The shortcut formula
You do not have to redo the algebra each time. For a decimal that is purely repeating from the first digit, put the repeating block over as many nines as it has digits:
0.(27) = 27/99 = 3/11
0.(142857) = 142857/999999 = 1/7
One digit, one nine; two digits, two nines; six digits, six nines. Then simplify. That last example is a lovely surprise: the ungainly-looking 0.(142857) is simply one seventh.
When digits come before the repeat
Many decimals have a non-repeating part first, like 0.16666… Here you also need zeros. The rule: the numerator is the whole string up to the end of the first repeat, minus the non-repeating part; the denominator is one nine per repeating digit followed by one zero per non-repeating digit.
0.58(3): (583 − 58) / 900 = 525/900 = 7/12
Count carefully: in 0.1(6) there is one non-repeating digit (the 1) and one repeating digit (the 6), giving a denominator of 90 — one nine, one zero.
Why nines, exactly?
Multiplying by ten for each repeating digit and subtracting is what produces the nines. Two repeating digits means multiplying by 100; 100x − x leaves 99x, hence the denominator 99. The zeros appear when you first have to shift past the non-repeating digits before the subtraction lines up. Seeing it this way means you can always rebuild the formula from scratch if you forget it.
A reference table
| Repeating decimal | Fraction |
|---|---|
| 0.(1) | 1/9 |
| 0.(3) | 1/3 |
| 0.(6) | 2/3 |
| 0.(9) | 1 |
| 0.0(3) | 1/30 |
| 0.1(6) | 1/6 |
| 0.(09) | 1/11 |
Yes, 0.(9) really does equal 1 — the formula gives 9/9, and there is no number squeezed between 0.999… and 1. It is one of the cleanest demonstrations that repeating decimals are genuine, exact numbers rather than approximations.

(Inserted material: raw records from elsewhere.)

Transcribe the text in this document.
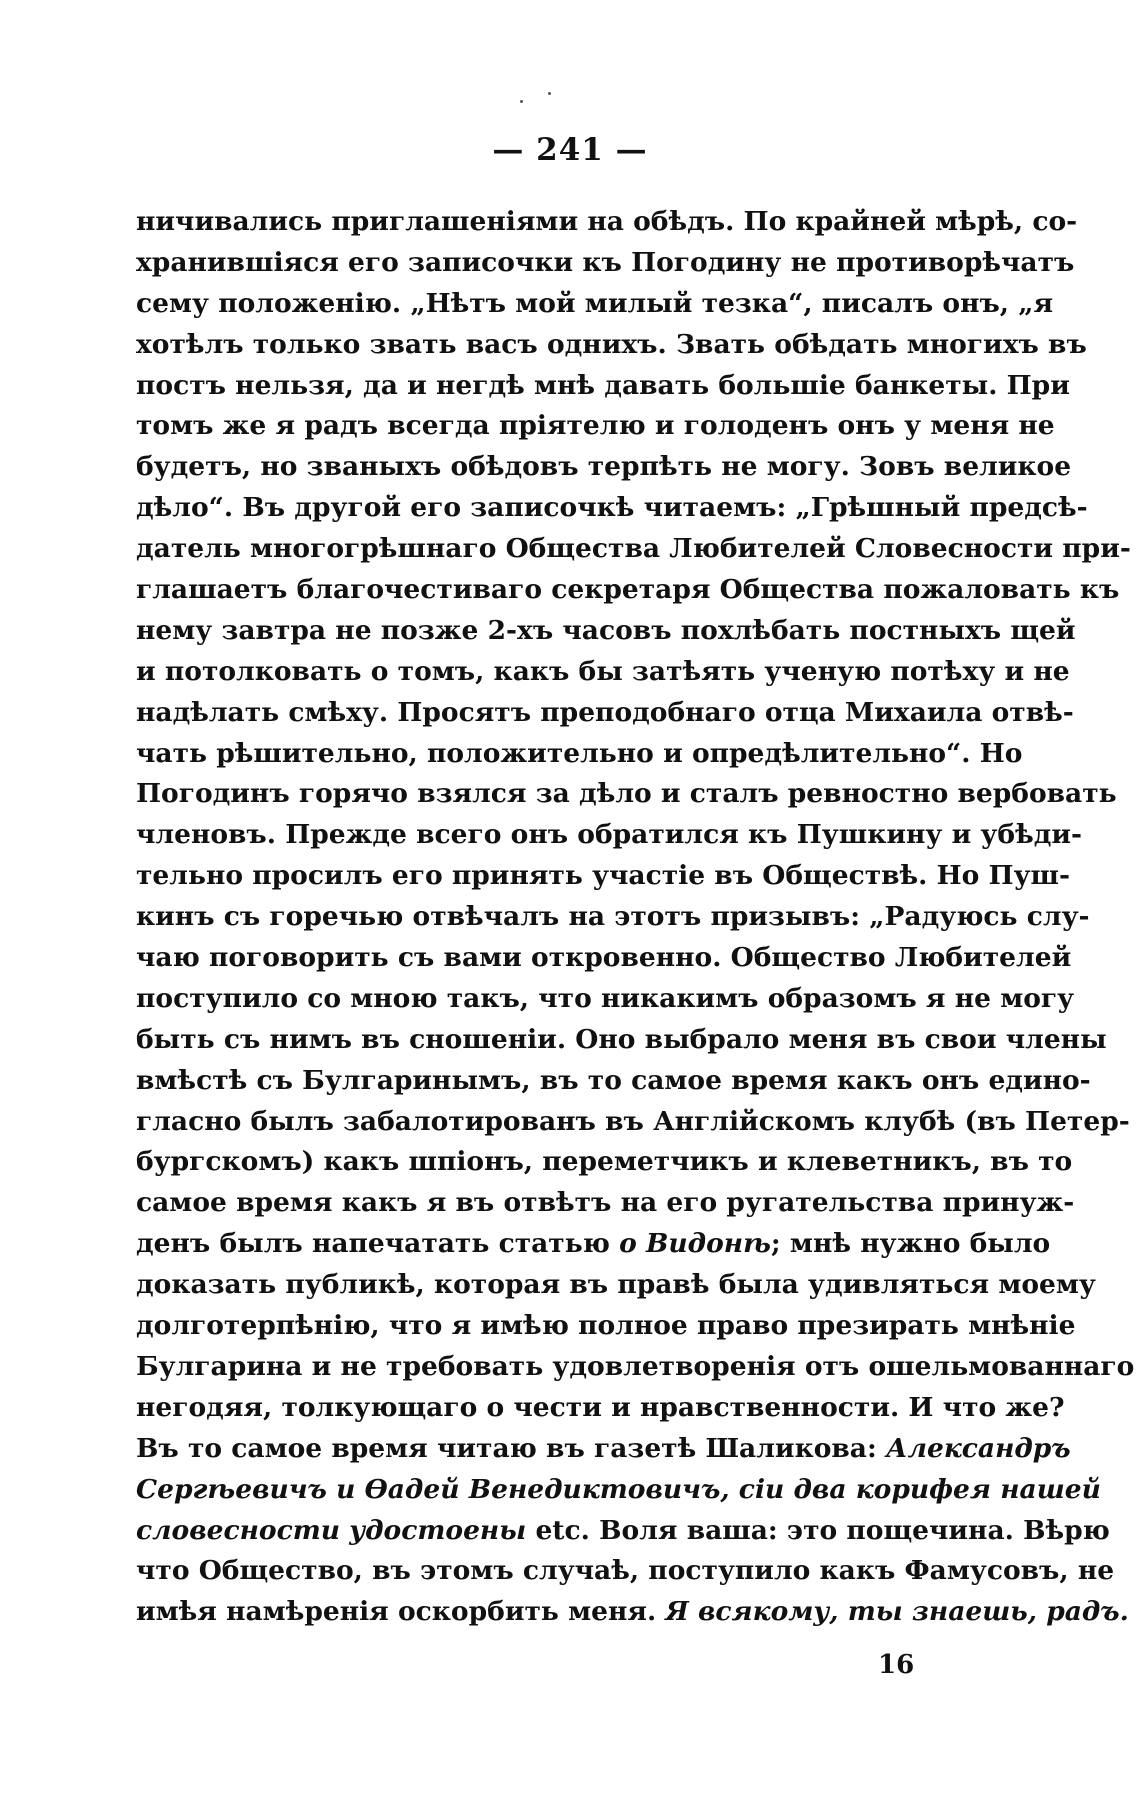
— 241 —
ничивались приглашеніями на обѣдъ. По крайней мѣрѣ, со-
хранившіяся его записочки къ Погодину не противорѣчатъ
сему положенію. „Нѣтъ мой милый тезка“, писалъ онъ, „я
хотѣлъ только звать васъ однихъ. Звать обѣдать многихъ въ
постъ нельзя, да и негдѣ мнѣ давать большіе банкеты. При
томъ же я радъ всегда пріятелю и голоденъ онъ у меня не
будетъ, но званыхъ обѣдовъ терпѣть не могу. Зовъ великое
дѣло“. Въ другой его записочкѣ читаемъ: „Грѣшный предсѣ-
датель многогрѣшнаго Общества Любителей Словесности при-
глашаетъ благочестиваго секретаря Общества пожаловать къ
нему завтра не позже 2-хъ часовъ похлѣбать постныхъ щей
и потолковать о томъ, какъ бы затѣять ученую потѣху и не
надѣлать смѣху. Просятъ преподобнаго отца Михаила отвѣ-
чать рѣшительно, положительно и опредѣлительно“. Но
Погодинъ горячо взялся за дѣло и сталъ ревностно вербовать
членовъ. Прежде всего онъ обратился къ Пушкину и убѣди-
тельно просилъ его принять участіе въ Обществѣ. Но Пуш-
кинъ съ горечью отвѣчалъ на этотъ призывъ: „Радуюсь слу-
чаю поговорить съ вами откровенно. Общество Любителей
поступило со мною такъ, что никакимъ образомъ я не могу
быть съ нимъ въ сношеніи. Оно выбрало меня въ свои члены
вмѣстѣ съ Булгаринымъ, въ то самое время какъ онъ едино-
гласно былъ забалотированъ въ Англійскомъ клубѣ (въ Петер-
бургскомъ) какъ шпіонъ, переметчикъ и клеветникъ, въ то
самое время какъ я въ отвѣтъ на его ругательства принуж-
денъ былъ напечатать статью о Видонѣ; мнѣ нужно было
доказать публикѣ, которая въ правѣ была удивляться моему
долготерпѣнію, что я имѣю полное право презирать мнѣніе
Булгарина и не требовать удовлетворенія отъ ошельмованнаго
негодяя, толкующаго о чести и нравственности. И что же?
Въ то самое время читаю въ газетѣ Шаликова: Александръ
Сергѣевичъ и Ѳадей Венедиктовичъ, сіи два корифея нашей
словесности удостоены etc. Воля ваша: это пощечина. Вѣрю
что Общество, въ этомъ случаѣ, поступило какъ Фамусовъ, не
имѣя намѣренія оскорбить меня. Я всякому, ты знаешь, радъ.
16
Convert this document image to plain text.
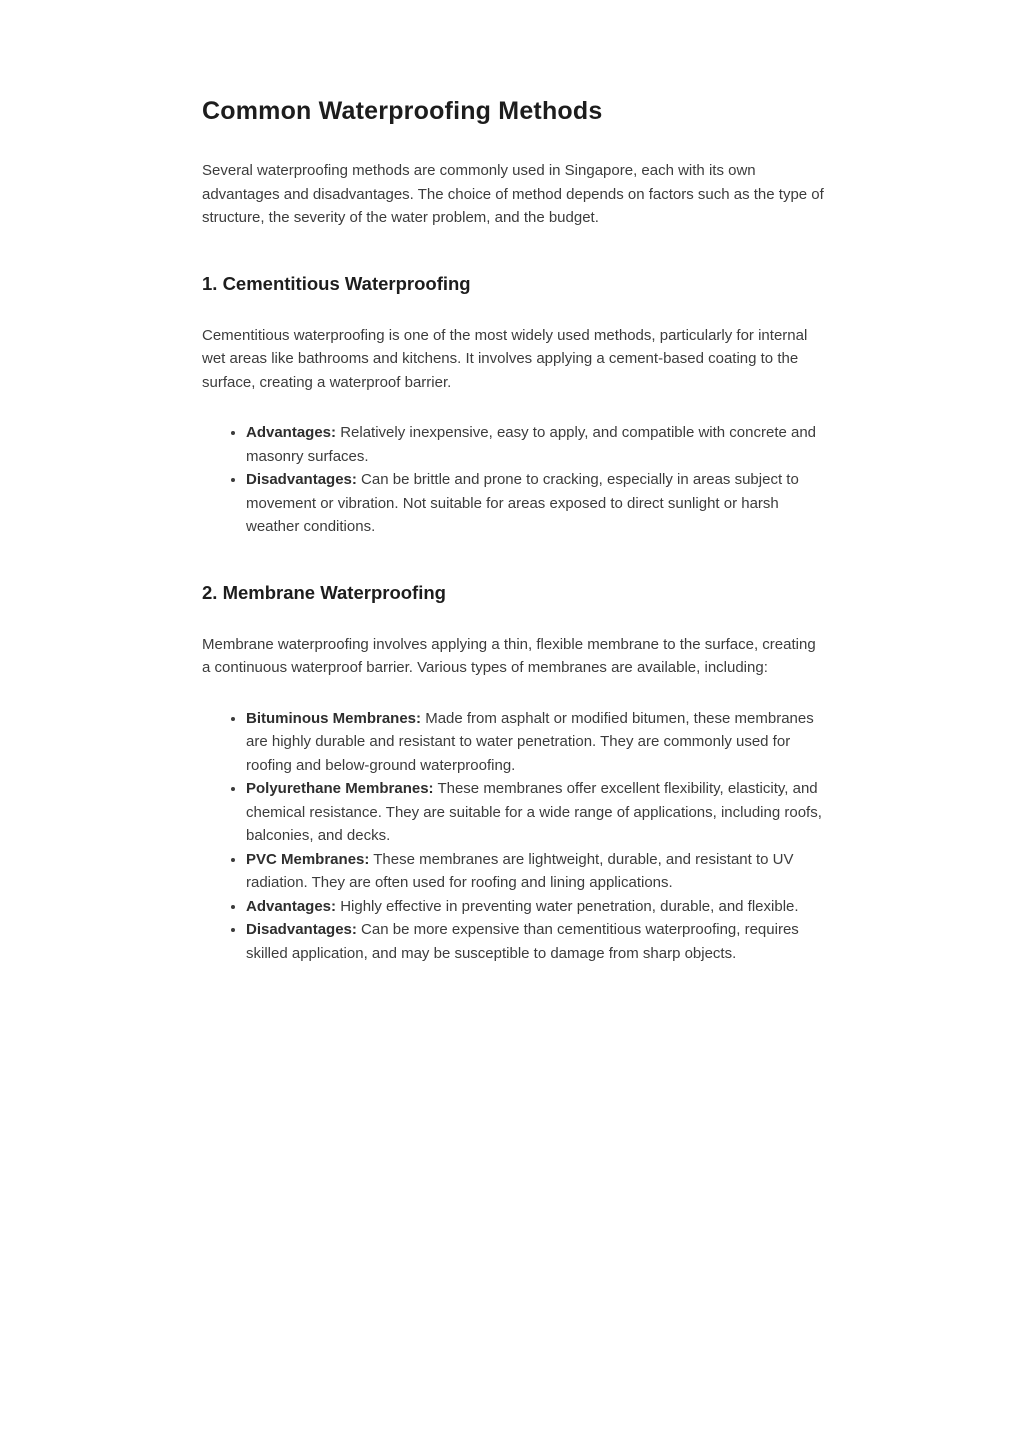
Common Waterproofing Methods

Several waterproofing methods are commonly used in Singapore, each with its own advantages and disadvantages. The choice of method depends on factors such as the type of structure, the severity of the water problem, and the budget.

1. Cementitious Waterproofing

Cementitious waterproofing is one of the most widely used methods, particularly for internal wet areas like bathrooms and kitchens. It involves applying a cement-based coating to the surface, creating a waterproof barrier.

• Advantages: Relatively inexpensive, easy to apply, and compatible with concrete and masonry surfaces.
• Disadvantages: Can be brittle and prone to cracking, especially in areas subject to movement or vibration. Not suitable for areas exposed to direct sunlight or harsh weather conditions.
2. Membrane Waterproofing

Membrane waterproofing involves applying a thin, flexible membrane to the surface, creating a continuous waterproof barrier. Various types of membranes are available, including:

• Bituminous Membranes: Made from asphalt or modified bitumen, these membranes are highly durable and resistant to water penetration. They are commonly used for roofing and below-ground waterproofing.
• Polyurethane Membranes: These membranes offer excellent flexibility, elasticity, and chemical resistance. They are suitable for a wide range of applications, including roofs, balconies, and decks.
• PVC Membranes: These membranes are lightweight, durable, and resistant to UV radiation. They are often used for roofing and lining applications.
• Advantages: Highly effective in preventing water penetration, durable, and flexible.
• Disadvantages: Can be more expensive than cementitious waterproofing, requires skilled application, and may be susceptible to damage from sharp objects.
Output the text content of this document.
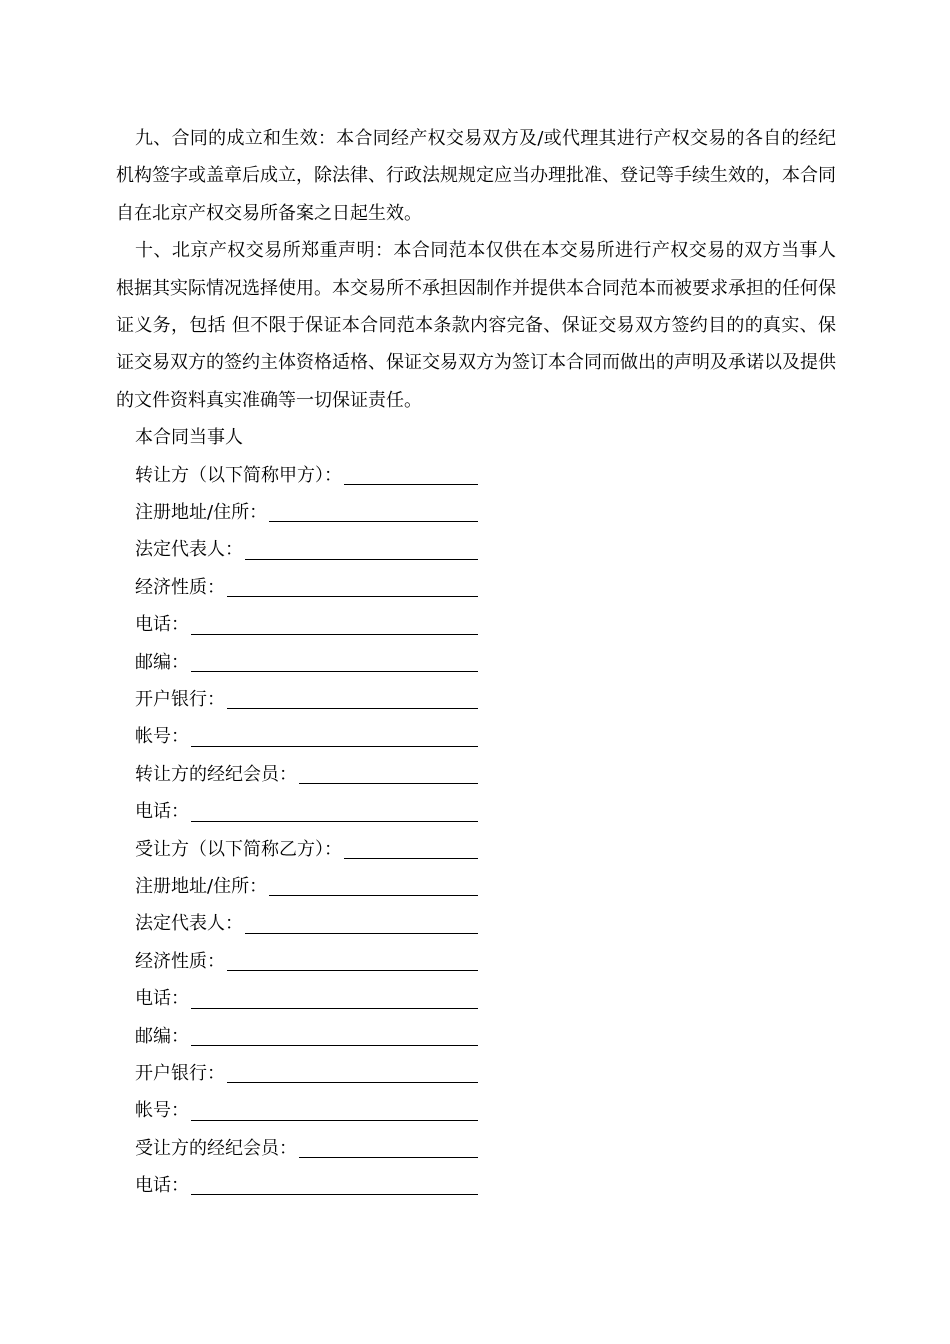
九、合同的成立和生效：本合同经产权交易双方及/或代理其进行产权交易的各自的经纪机构签字或盖章后成立，除法律、行政法规规定应当办理批准、登记等手续生效的，本合同自在北京产权交易所备案之日起生效。

十、北京产权交易所郑重声明：本合同范本仅供在本交易所进行产权交易的双方当事人根据其实际情况选择使用。本交易所不承担因制作并提供本合同范本而被要求承担的任何保证义务，包括 但不限于保证本合同范本条款内容完备、保证交易双方签约目的的真实、保证交易双方的签约主体资格适格、保证交易双方为签订本合同而做出的声明及承诺以及提供的文件资料真实准确等一切保证责任。

本合同当事人

转让方（以下简称甲方）：
注册地址/住所：
法定代表人：
经济性质：
电话：
邮编：
开户银行：
帐号：
转让方的经纪会员：
电话：
受让方（以下简称乙方）：
注册地址/住所：
法定代表人：
经济性质：
电话：
邮编：
开户银行：
帐号：
受让方的经纪会员：
电话：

Frequently asked questions
What is 0.333… as a fraction?
It is 1/3. The single repeating digit 3 goes over one nine, giving 3/9, which reduces to 1/3.
How do I convert 0.1666… to a fraction?
Use (16 − 1)/90 = 15/90 = 1/6, because there is one non-repeating digit and one repeating digit.
Does 0.999… equal 1?
Yes. The formula gives 9/9 = 1, and there is no number between 0.999… and 1, so they are equal.